To determine the impacts of Spanish colonialism on Philippine highland populations, the 2015 and 2016 field seasons of the Ifugao Archaeological Project (IAP) focuses on the Old Kiyyangan Village, an abandoned settlement in the town of Kiangan, Ifugao. The IAP’s primary research goals are: 1) to document highland political and economic responses to colonialism by looking at the development and expansion of the Old Kiyyangan Village; 2) to determine subsistence shifts and health and diet by examining botanical, faunal, and human skeletal remains; 3) to investigate the process of increasing social differentiation through the examination of exotic goods; and, 4) to understand how the Philippine highlands resisted Spanish colonialism by exploring settlement patterns in Ifugao.

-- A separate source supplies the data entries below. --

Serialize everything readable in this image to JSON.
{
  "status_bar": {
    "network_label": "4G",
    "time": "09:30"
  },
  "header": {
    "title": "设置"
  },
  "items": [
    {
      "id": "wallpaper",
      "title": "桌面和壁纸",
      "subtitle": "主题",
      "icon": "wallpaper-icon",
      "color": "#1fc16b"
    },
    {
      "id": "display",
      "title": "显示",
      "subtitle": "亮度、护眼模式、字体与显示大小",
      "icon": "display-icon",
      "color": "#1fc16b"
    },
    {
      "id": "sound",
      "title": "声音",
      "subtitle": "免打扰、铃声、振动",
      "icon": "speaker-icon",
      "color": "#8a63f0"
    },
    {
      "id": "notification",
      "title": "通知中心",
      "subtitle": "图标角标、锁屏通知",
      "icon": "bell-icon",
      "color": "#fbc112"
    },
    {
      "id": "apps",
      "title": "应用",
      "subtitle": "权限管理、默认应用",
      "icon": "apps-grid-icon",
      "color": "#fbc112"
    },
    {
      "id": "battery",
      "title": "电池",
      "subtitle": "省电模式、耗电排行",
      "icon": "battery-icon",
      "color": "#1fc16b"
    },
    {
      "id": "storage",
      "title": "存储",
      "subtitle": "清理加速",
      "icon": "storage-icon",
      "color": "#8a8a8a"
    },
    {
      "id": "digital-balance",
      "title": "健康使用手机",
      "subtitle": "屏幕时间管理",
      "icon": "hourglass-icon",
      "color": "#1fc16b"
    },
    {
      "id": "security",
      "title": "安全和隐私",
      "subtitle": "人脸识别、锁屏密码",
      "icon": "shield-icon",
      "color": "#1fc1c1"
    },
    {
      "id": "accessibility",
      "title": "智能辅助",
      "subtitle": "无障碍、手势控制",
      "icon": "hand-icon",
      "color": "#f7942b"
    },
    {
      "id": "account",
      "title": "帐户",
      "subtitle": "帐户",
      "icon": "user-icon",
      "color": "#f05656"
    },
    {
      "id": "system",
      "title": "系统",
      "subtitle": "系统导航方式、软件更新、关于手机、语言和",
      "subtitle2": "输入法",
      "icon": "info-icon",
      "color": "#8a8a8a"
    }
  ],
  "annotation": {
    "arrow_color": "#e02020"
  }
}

The complexity of terrace construction, use, and maintenance has led to a proposition of a long-history of the Ifugao terraces – a 2,000-year old inception proposed by Barton (1919) and Beyer (1955). Recent work by the PI in the region, however, suggests a more recent origin. In addition, results of the 2012 and 2013 field seasons of the IAP strongly indicate that the introduction of wet rice varieties in the northern Philippine highlands post-date the arrival of the Spanish at ca. AD 1575 in the northern Luzon, Philippines. The appearance of wet rice in the region also signaled an increase in social differentiation in the Old Kiyyangan Village. The Old Kiyyangan Village was the largest village in Ifugao that the Spanish encountered in the late 1700s (Antolin 1789). Initial excavations in the site signify the village could be the most important archaeological finding in the northern Philippine highlands so far.
The IAP utilizes archaeological survey and field methods to detect and recover archaeological materials. Activities associated with the project provide an excellent learning environment for students, where the importance of scientific and interdisciplinary research is emphasized.
The IAP utilizes archaeological survey and field methods to detect and recover archaeological materials. Activities associated with the project provide an excellent learning environment for students, where the importance of scientific and interdisciplinary research is emphasized.